Kisah kedermawanan Thalhah lainnya yang Syekh sebutkan adalah,

وعن الحسن البصرى أن طلحة بن عبيد الله باع أرضاً له بسبع مئة ألف. فبات أرقا من مخافة ذلك المال، حتى أصبح ففرقه

Dari Hasan Al-Bashri bahwasanya Thalhah bin Ubaidilah menjual tanah miliknya seharga tujuh ratus ribu. Maka, ia tidak bisa tidur karena harta tersebut, hingga pada pagi hari ia membagikannya.

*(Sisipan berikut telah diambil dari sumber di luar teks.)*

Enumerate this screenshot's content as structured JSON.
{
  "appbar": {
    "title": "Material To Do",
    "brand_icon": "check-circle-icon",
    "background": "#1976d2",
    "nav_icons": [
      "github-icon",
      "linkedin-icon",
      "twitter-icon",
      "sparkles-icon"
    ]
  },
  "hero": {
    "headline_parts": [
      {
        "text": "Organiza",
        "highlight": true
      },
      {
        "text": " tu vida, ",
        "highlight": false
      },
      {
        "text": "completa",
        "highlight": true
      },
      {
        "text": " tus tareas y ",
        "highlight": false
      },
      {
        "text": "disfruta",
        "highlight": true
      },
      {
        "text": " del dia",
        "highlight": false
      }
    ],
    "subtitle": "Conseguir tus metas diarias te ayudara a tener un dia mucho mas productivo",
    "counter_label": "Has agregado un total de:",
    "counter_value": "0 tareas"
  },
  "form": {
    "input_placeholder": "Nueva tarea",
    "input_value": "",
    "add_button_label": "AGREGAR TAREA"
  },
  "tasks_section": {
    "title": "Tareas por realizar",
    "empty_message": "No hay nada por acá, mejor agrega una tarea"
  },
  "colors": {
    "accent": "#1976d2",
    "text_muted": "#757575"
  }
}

Itulah beberapa sifat mulia yang dimiliki Thalhah bin Ubaidillah radhiyallahu ’anhu yang sepatutnya untuk ditiru oleh kaum muslimin.

Syahidnya Thalhah

Setelah Utsman bin Affan radhiyallahu ’anhu terbunuh, kaum muslimin terbagi menjadi dua kelompok. Kelompok Aisyah radhiyallahu ’anha yang menuntut terhadap darah Utsman dan kelompok Ali bin Abi Thalib yang memilih untuk menunda tuntutan tersebut karena keadaan yang belum stabil dan banyaknya jumlah pembunuh Utsman.

Ketika dua kelompok tersebut bertemu untuk berunding, para pemberontak yang membunuh Utsman melakukan makar karena mereka merasa tidak aman. Hal tersebut menimbulkan kesalahpahaman di antara dua kelompok tersebut sehingga terjadilah perang Jamal.

Ketika perang tersebut terjadi, Thalhah dan Zubair bin Awwam radhiyallahu ’anhuma memutuskan untuk tidak ikut perang tersebut karena melihat Ammar bin Yasir radhiyallahu ’anhu berada di barisan Ali bin Abi Thalib. Keduanya teringat sabda Nabi shallallahu ‘alaihi wasallam terhadap Ammar radhiyallahu ’anhu.

تقتلك الفئة الباغية

“Engkau akan terbunuh oleh kelompok pemberontak.” (HR. Muslim)

Akan tetapi, ketika Thalhah dan Zubair mundur dari peperangan keduanya terbunuh. Zubair terbunuh oleh Amr bin Jurmuz yang membunuh Zubair dengan cara yang licik ketika Zubair bin Awwam mundur dari peperangan. Adapun Thalhah, ia terkena panah oleh Marwan bin Hakam. Thalhah terkena panah pada lututnya dan lukanya terus mengalirkan darah hingga Thalhah bin Ubaidillah pun syahid ketika itu.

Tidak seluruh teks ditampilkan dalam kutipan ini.